15.11.25

Se veIA venir...

Con las manos aún temblorosas, Jorge sujetaba el vaso en el que aún efervescía un analgésico. A solo quince años del auge de los modelos LLVM de uso generalista, la Humanidad se había vuelto totalmente dependiente de ella para tomar cualquier decisión.

No es que fuera nada nuevo; pasó con la electricidad, con las calculadoras, con el petróleo, con los navegadores para la conducción, con los plásticos... Pero aunque a veces el cambio había supuesto delegar ciertas habilidades a cambio de poder dedicar nuestro valioso tiempo de proceso a otras áreas, a menudo ese cambio había conllevado también desastres al multiplicar los requerimientos de su uso por un orden de miles de millones: la contaminación había escalado a valores globales, la basura permeaba ecosistemas e incluso el espacio, los plásticos inundaban cada resquicio del planeta. Siempre viviendo como si los recursos fueran infinitos, encima habíamos creado una máquina de entropía que iba a ser aún más poderosa que nosotros.

Los primeros cambios, al igual que con las primeras revoluciones, supusieron un desastre a nivel de empleos. Pero no porque la IA pudiera suplir el trabajo de un humano, sino porque simplemente se vendió así. E igual que el tener robots en las fábricas de coches no hizo que pudiéramos generar en menos tiempo las X unidades mensuales que se generaban antes y dedicar ese tiempo libre a alcanzar una mejor calidad de vida para sus trabajadores, la trampa de la avaricia desmanteló muchas vidas por esperar que un programa apenas recién creado fuera capaz de equiparar el trabajo de un humano profesional.

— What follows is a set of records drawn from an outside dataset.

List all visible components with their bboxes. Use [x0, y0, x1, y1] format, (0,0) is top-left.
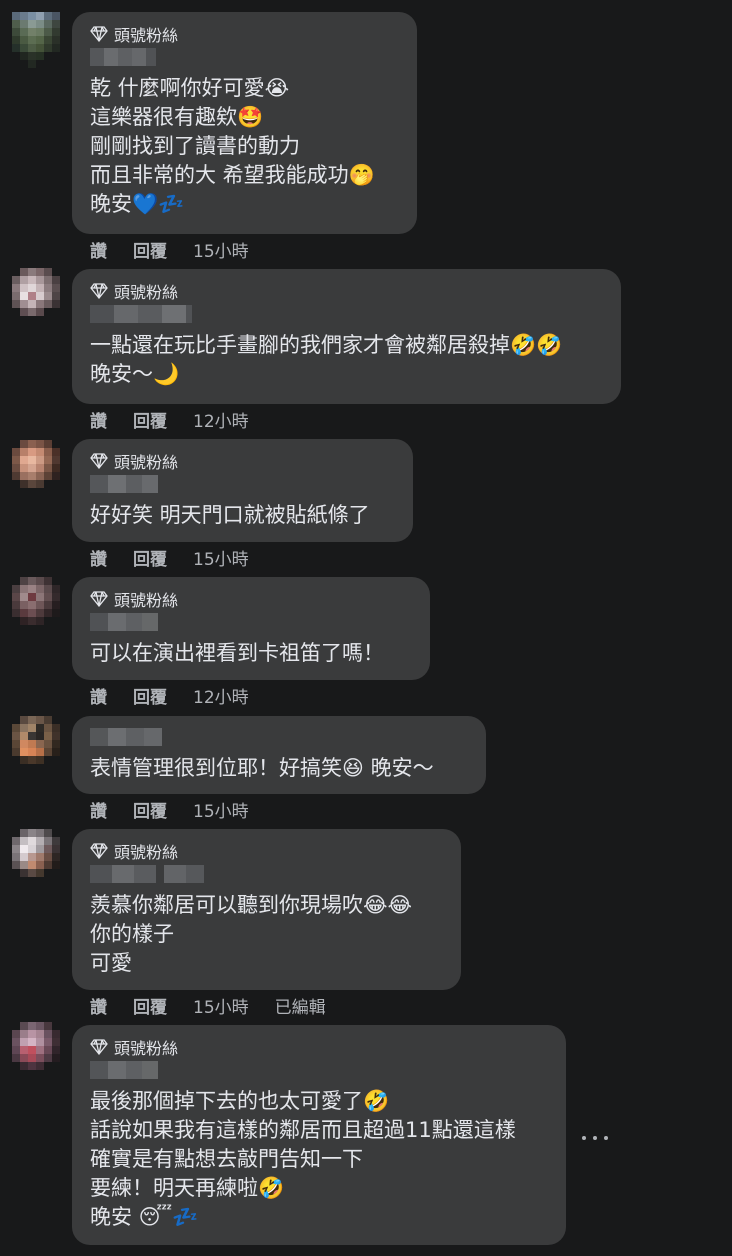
diamond-icon — [90, 283, 108, 299]
comment-text: 可以在演出裡看到卡祖笛了嗎！ — [90, 641, 384, 665]
like-button[interactable]: 讚 — [90, 797, 107, 822]
comment-actions: 讚 回覆 15小時 — [90, 545, 275, 570]
avatar[interactable] — [12, 440, 60, 496]
top-fan-badge: 頭號粉絲 — [90, 451, 395, 472]
badge-label: 頭號粉絲 — [114, 283, 179, 302]
avatar[interactable] — [12, 716, 60, 772]
diamond-icon — [90, 453, 108, 469]
commenter-name[interactable] — [90, 48, 399, 66]
reply-button[interactable]: 回覆 — [133, 683, 167, 708]
commenter-name[interactable] — [90, 728, 468, 746]
avatar[interactable] — [12, 1022, 60, 1078]
top-fan-badge: 頭號粉絲 — [90, 281, 603, 302]
badge-label: 頭號粉絲 — [114, 26, 179, 45]
like-button[interactable]: 讚 — [90, 993, 107, 1018]
comment-text: 羨慕你鄰居可以聽到你現場吹😂😂 你的樣子 可愛 — [90, 893, 413, 975]
comment-bubble: 頭號粉絲 羨慕你鄰居可以聽到你現場吹😂😂 你的樣子 可愛 — [72, 829, 461, 990]
comment-bubble: 頭號粉絲 可以在演出裡看到卡祖笛了嗎！ — [72, 577, 430, 680]
reply-button[interactable]: 回覆 — [133, 237, 167, 262]
commenter-name[interactable] — [90, 613, 412, 631]
reply-button[interactable]: 回覆 — [133, 993, 167, 1018]
top-fan-badge: 頭號粉絲 — [90, 589, 412, 610]
top-fan-badge: 頭號粉絲 — [90, 841, 443, 862]
timestamp[interactable]: 15小時 — [193, 237, 249, 262]
avatar[interactable] — [12, 829, 60, 885]
diamond-icon — [90, 1039, 108, 1055]
diamond-icon — [90, 26, 108, 42]
comment-text: 乾 什麼啊你好可愛😭 這樂器很有趣欸🤩 剛剛找到了讀書的動力 而且非常的大 希望我能成… — [90, 76, 375, 216]
comment-actions: 讚 回覆 12小時 — [90, 683, 275, 708]
badge-label: 頭號粉絲 — [114, 453, 179, 472]
commenter-name[interactable] — [90, 1061, 548, 1079]
comment-actions: 讚 回覆 15小時 — [90, 797, 275, 822]
comment-bubble: 頭號粉絲 最後那個掉下去的也太可愛了🤣 話說如果我有這樣的鄰居而且超過11點還這樣… — [72, 1025, 566, 1245]
like-button[interactable]: 讚 — [90, 407, 107, 432]
badge-label: 頭號粉絲 — [114, 591, 179, 610]
comment-text: 好好笑 明天門口就被貼紙條了 — [90, 503, 370, 527]
commenter-name[interactable] — [90, 475, 395, 493]
comment-text: 表情管理很到位耶！好搞笑😆 晚安～ — [90, 756, 434, 780]
like-button[interactable]: 讚 — [90, 237, 107, 262]
timestamp[interactable]: 15小時 — [193, 993, 249, 1018]
comment-bubble: 頭號粉絲 好好笑 明天門口就被貼紙條了 — [72, 439, 413, 542]
timestamp[interactable]: 15小時 — [193, 545, 249, 570]
reply-button[interactable]: 回覆 — [133, 545, 167, 570]
top-fan-badge: 頭號粉絲 — [90, 1037, 548, 1058]
diamond-icon — [90, 843, 108, 859]
comment-text: 一點還在玩比手畫腳的我們家才會被鄰居殺掉🤣🤣 晚安～🌙 — [90, 333, 563, 386]
badge-label: 頭號粉絲 — [114, 843, 179, 862]
timestamp[interactable]: 12小時 — [193, 683, 249, 708]
comment-actions: 讚 回覆 15小時 已編輯 — [90, 993, 352, 1018]
edited-label: 已編輯 — [274, 997, 326, 1018]
comment-bubble: 頭號粉絲 一點還在玩比手畫腳的我們家才會被鄰居殺掉🤣🤣 晚安～🌙 — [72, 269, 621, 404]
reply-button[interactable]: 回覆 — [133, 407, 167, 432]
top-fan-badge: 頭號粉絲 — [90, 24, 399, 45]
timestamp[interactable]: 15小時 — [193, 797, 249, 822]
comment-actions: 讚 回覆 12小時 — [90, 407, 275, 432]
comment-text: 最後那個掉下去的也太可愛了🤣 話說如果我有這樣的鄰居而且超過11點還這樣 確實是有點… — [90, 1089, 516, 1229]
comment-actions: 讚 回覆 15小時 — [90, 237, 275, 262]
badge-label: 頭號粉絲 — [114, 1039, 179, 1058]
more-options-icon[interactable] — [582, 1134, 608, 1142]
comment-bubble: 表情管理很到位耶！好搞笑😆 晚安～ — [72, 716, 486, 794]
avatar[interactable] — [12, 12, 60, 68]
timestamp[interactable]: 12小時 — [193, 407, 249, 432]
like-button[interactable]: 讚 — [90, 545, 107, 570]
like-button[interactable]: 讚 — [90, 683, 107, 708]
avatar[interactable] — [12, 268, 60, 324]
reply-button[interactable]: 回覆 — [133, 797, 167, 822]
commenter-name[interactable] — [90, 305, 603, 323]
avatar[interactable] — [12, 577, 60, 633]
comment-bubble: 頭號粉絲 乾 什麼啊你好可愛😭 這樂器很有趣欸🤩 剛剛找到了讀書的動力 而且非常的大 … — [72, 12, 417, 234]
diamond-icon — [90, 591, 108, 607]
commenter-name[interactable] — [90, 865, 443, 883]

La degeneración en contenidos, en calidad, las pérdidas por errores de seguridad y procesamiento de sistemas críticos y no tan críticos, la vaguedad inherente a la conservación energética de la biología (para qué saberse los ríos si existe Google Maps; para qué saber qué es un río si le puedes preguntar a ChatGPT) nos había llevado a este límite de sentirnos incapaces de dar un paso sin un asistente virtual que nos dijera qué teníamos que hacer y cómo teníamos que hacerlo. Desarrollamos las herramientas más punteras de nuestra civilización para dibujar de la forma más sofisticada posible un pene en una pared.

Con el historial de catástrofes que llevamos a cuestas, parece mentira que no nos hubiéramos dado cuenta de que el problema no iba a ser la IA. Nosotros, siempre nosotros.

–La pastilla ya se ha terminado de disolver. Ya puedes tomártelo.
–Gracias, Grok –dijo Jorge.

Este microrrelato participa de la iniciativa Café Hypatia.